Since then, Kuk’s mission has changed slightly.

“My mother’s cancer relapsed in 2008 and she died about five years later,” says Kuk. “After my mother died, I felt this urgency. Cancer research is like working for twenty years and you might end up with a fancy drug that could help people, but I wanted to help people now. “With her mother still in the foreground, Kuk decided to drop out of her PhD program and start studying medicine.

Now Kuk is planning a career in emergency medicine – not just because they are drawn to the excitement of the emergency room, but because the emergency room is a place where the most marginalized people seek care.

“I have a special interest in the LGBTQ + population because I identify as queer and non-binary,” says Kuk. “Many people in this community and other marginalized communities get access to medical care through the emergency room and also tend to avoid medical care due to a history of abuse and judgment by health workers. How You Behave as a Doctor, Your Compassion, that can make a huge difference in caring for someone. “

In addition to improving the lives of LGBTQ + patients, Kuk wants to improve the lives of cancer patients, like her mother did.

“We have already diagnosed cancer in patients in the emergency room,” says Kuk. “I can’t make good news about cancer, but how you deliver bad news and the compassion you show could make a huge difference to this patient and his family.”

During her training, Kuk advocates for patients by providing compassionate and inclusive care, whether or not they have cancer.
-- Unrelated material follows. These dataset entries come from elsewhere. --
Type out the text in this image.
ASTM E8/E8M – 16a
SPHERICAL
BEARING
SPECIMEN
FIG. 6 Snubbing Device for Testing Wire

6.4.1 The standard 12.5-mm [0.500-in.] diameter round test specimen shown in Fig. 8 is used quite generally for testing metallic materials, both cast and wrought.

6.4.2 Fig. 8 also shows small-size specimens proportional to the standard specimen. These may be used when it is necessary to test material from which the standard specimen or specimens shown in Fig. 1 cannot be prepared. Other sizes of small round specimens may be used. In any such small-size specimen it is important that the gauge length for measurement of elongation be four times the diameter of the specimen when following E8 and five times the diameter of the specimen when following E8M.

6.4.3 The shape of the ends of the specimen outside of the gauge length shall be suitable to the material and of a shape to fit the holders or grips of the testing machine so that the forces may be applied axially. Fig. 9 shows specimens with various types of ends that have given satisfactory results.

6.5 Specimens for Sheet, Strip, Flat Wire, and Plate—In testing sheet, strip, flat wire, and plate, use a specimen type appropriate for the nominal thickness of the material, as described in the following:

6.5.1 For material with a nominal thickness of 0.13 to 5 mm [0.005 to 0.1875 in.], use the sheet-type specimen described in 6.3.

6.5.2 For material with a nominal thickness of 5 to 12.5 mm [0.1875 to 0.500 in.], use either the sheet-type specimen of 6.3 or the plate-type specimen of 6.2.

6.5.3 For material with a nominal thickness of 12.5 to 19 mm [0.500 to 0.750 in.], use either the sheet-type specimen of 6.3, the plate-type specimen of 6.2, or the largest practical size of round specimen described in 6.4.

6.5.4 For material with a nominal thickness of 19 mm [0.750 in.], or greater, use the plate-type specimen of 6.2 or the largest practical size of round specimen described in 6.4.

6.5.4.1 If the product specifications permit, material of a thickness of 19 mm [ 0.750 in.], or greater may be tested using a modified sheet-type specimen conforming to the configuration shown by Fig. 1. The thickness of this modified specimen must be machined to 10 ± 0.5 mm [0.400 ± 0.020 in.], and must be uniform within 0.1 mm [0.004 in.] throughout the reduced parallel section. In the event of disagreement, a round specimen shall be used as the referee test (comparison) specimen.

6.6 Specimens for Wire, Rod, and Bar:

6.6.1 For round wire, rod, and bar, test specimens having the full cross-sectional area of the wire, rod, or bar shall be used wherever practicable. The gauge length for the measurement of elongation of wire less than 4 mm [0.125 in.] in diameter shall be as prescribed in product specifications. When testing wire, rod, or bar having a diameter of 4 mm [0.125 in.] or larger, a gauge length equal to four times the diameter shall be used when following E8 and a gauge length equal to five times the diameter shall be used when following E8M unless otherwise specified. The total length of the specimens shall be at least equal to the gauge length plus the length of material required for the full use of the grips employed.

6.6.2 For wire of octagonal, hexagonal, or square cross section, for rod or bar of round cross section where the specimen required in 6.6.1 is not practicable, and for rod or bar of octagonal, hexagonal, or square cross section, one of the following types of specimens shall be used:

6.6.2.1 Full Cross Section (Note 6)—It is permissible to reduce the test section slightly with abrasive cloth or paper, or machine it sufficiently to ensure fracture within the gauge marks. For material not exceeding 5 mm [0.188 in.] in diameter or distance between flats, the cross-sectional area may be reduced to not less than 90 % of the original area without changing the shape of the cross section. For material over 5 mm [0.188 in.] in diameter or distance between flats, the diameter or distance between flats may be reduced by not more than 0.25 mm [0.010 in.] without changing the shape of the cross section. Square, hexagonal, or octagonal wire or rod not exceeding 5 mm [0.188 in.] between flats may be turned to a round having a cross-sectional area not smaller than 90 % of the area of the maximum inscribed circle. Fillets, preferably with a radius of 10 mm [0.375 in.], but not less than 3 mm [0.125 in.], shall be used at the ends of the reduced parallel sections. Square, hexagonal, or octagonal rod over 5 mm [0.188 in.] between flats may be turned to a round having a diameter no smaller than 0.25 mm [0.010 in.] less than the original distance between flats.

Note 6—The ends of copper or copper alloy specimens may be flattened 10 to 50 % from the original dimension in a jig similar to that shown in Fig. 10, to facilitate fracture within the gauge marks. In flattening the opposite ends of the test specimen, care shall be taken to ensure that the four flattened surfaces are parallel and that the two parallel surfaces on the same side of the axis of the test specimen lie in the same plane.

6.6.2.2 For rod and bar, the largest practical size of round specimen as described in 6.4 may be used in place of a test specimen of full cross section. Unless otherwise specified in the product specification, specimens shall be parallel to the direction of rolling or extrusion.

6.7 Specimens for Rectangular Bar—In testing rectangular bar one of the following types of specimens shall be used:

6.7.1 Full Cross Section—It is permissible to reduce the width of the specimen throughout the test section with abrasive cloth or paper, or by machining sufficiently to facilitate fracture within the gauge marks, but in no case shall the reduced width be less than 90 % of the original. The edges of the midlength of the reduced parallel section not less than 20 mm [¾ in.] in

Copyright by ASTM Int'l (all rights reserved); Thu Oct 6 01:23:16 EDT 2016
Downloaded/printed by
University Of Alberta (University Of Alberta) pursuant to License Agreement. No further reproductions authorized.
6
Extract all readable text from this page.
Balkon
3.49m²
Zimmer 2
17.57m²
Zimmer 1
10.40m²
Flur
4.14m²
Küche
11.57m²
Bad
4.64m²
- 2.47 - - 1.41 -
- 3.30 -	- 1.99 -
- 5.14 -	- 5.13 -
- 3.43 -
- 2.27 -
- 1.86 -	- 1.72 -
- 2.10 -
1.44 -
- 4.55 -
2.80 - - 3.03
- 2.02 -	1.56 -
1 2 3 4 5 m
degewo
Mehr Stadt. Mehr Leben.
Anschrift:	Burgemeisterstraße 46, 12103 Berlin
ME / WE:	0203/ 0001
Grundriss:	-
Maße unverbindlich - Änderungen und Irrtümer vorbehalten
In addition to emphasizing the pronouns and chosen names of their patients, they demand an inclusive social and sexual history as well as gender-neutral language. In doing so, they want to make medicine more accessible to those who have historically been repressed.

“I’m just one person, and I can’t force everyone to respect you when you’re marginalized,” says Kuk. “But I want to push for a culture in which people value others who are different from them.”